Boston Beer (NYSE:SAM) is running out of rabbits to pull out of its hat. Over the years, as sales of its flagship Samuel Adams brand slipped, the brewer has been able to turn to new offerings to shore up the weakness. Especially with its Twisted Tea and Angry Orchard hard cider, the brewer has managed to capture the tastes drinkers were looking for at any particular time. Its seasonal beers have also consistently proved to be mainstays of sales growth strength.
Lately, though, that hasn't been going so well. Beginning in 2015, but really picking up steam this year, sales of Boston Beer seasonal brews have only served to drag down performance as increased competition -- primarily in packaged-goods stores, where beer drinkers are presented with an abundance of craft beer options -- affected the amount of shelf space they're given, hurting sales.
'Tis the season
The Samuel Adams seasonal beers are brewed specifically for limited periods of time and include Cold Snap, Summer Ale, Octoberfest, and Winter Lager. Now, as Boston Beer prepares to add a fifth seasonal brew to its lineup, new numbers from the market researchers at IRI indicate it may have tapped out their effectiveness. Through the end of November, Samuel Adams seasonal brands fell by 649,000 cases this year, a better than 18% decline from a year ago.
In fact, the company's beers seem to be suffering all across the board. In addition to the big hit its seasonal beers took, IRI found Samuel Adams Rebel IPA was down almost 16% and the Samuel Adams brand itself was off 12.6%. It was only the brewer's seasonal variety pack that hadn't fallen by double-digit rate, but it still dropped 6.2% for the period.
Not surprising, really, when you consider the brewer's depletions, or sales from distributors to retailers (a reliable industry proxy for consumer demand) have fallen 6% over the first nine months of the year.
Yet some craft beers actually seemed to be doing quite well. IRI says Lagunitas IPA was up almost 18% through November while Goose Island IPA nearly doubled to 416,000 cases. It should be pointed out that both of those beers wouldn't make the Brewer's Association list of craft beers, since the former is half-owned by Heineken and the latter by Anheuser-Busch InBev.
A tsunami of choice
Despite those gains, there's little doubt craft-beer growth is slowing, even if it continues to outpace the overall beer market. The IRI data showed the number of cases for the top 10 craft beers have dropped 3.6% year to date, while the industry trade group is looking for single-digit growth, a big change of pace from the double-digit annual growth it's experienced for years.

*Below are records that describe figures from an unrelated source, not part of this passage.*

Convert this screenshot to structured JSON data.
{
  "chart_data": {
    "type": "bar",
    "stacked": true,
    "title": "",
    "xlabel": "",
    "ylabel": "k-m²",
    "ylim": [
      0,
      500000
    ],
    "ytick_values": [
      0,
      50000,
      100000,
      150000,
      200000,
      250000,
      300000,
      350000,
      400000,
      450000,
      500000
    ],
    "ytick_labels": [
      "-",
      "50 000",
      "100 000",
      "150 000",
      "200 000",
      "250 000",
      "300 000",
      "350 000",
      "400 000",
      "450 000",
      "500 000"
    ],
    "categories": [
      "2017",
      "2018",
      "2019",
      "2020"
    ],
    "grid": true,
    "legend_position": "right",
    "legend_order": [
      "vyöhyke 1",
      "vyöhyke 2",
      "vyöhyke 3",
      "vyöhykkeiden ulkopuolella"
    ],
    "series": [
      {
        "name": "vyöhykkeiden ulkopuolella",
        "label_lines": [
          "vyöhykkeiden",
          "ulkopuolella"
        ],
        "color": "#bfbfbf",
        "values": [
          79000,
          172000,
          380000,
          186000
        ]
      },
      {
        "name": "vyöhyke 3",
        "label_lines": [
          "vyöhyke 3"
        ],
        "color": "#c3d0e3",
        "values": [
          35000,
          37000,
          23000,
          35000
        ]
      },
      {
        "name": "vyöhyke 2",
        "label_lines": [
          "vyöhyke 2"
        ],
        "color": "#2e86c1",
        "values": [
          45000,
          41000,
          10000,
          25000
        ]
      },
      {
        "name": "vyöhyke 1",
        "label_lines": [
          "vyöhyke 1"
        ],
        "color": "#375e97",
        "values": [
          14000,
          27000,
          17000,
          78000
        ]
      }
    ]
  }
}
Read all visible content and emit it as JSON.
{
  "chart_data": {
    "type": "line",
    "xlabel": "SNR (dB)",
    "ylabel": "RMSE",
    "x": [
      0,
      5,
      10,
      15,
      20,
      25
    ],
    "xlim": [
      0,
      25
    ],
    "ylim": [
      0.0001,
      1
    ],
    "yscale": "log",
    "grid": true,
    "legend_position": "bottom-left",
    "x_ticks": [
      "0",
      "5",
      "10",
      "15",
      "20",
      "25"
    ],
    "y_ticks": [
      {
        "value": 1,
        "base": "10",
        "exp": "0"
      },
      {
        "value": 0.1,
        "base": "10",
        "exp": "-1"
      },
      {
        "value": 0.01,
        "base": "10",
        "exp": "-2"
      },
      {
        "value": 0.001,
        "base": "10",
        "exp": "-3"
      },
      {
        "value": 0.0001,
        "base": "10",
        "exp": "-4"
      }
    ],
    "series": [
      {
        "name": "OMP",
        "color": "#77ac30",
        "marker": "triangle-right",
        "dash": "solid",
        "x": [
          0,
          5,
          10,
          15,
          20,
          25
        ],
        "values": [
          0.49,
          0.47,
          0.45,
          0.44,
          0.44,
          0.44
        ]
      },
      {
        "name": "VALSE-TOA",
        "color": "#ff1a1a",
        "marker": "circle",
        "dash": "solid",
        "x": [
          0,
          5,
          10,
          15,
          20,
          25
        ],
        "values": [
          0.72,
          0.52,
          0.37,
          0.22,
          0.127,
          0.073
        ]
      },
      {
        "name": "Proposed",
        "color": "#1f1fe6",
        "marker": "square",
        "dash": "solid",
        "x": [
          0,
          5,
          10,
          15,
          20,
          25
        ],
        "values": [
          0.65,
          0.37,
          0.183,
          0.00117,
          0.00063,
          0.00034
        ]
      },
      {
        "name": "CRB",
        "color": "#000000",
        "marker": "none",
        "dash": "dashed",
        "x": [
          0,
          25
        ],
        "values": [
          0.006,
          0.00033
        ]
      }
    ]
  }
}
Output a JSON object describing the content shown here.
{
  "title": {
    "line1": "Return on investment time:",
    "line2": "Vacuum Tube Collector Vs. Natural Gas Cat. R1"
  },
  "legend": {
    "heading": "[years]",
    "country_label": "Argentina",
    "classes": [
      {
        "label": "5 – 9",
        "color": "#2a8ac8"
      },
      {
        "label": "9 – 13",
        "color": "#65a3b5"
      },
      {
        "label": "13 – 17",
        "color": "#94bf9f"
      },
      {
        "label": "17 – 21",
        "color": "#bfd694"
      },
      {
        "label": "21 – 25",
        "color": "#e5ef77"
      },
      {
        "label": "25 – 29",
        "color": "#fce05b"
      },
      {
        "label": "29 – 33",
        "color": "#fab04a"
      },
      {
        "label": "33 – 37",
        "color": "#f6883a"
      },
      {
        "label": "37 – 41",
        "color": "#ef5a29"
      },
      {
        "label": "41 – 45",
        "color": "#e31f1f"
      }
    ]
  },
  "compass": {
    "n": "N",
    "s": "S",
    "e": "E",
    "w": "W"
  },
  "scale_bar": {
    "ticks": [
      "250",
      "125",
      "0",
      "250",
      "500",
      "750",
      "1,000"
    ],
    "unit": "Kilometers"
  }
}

The problem seems to be the industry -- and by extension, Boston Beer -- is a victim of its own success. The number of U.S. breweries in operation is close to 5,000, most of which are microbrewers, meaning there's a never-ending procession of new beers hitting the market. When internet memes poke fun at the coming of everything pumpkin spice as soon as the calendar flips over to October, you know it's not going to be easy to push beer simply by slapping a seasonal label on it.
Perhaps even worse for Boston Beer is that where many microbrewers may come and go, it has survived (and thrived) for three decades now. The Boston Globe quotes one small craft rival as saying: "My dad was drinking Sam Adams when I was a kid. For a lot of people who are drinking craft beer right now, it was their dad's beer."
That's a death knell these days for a beer, but couple that with "beer promiscuity," or the lack of loyalty to any particular brand, but rather drinkers always being on the prowl for the new flavor, and you have a prescription for decline.
Boston Beer is trying to change how people think about its beer by designing new packaging for its beers. While the Samuel Adams brand may have gotten the biggest makeover, the brewer promised that both its Rebel brand and the seasonals would also get a big facelift by the end of the year.
Packaging, though, isn't Boston Beer's problem, and until there's a big industry shakeout, whether it means getting bought by a bigger brewer (or starts making acquisitions itself) or going private, investors will suffer as the craft-beer icon muddles its way through an overly saturated market.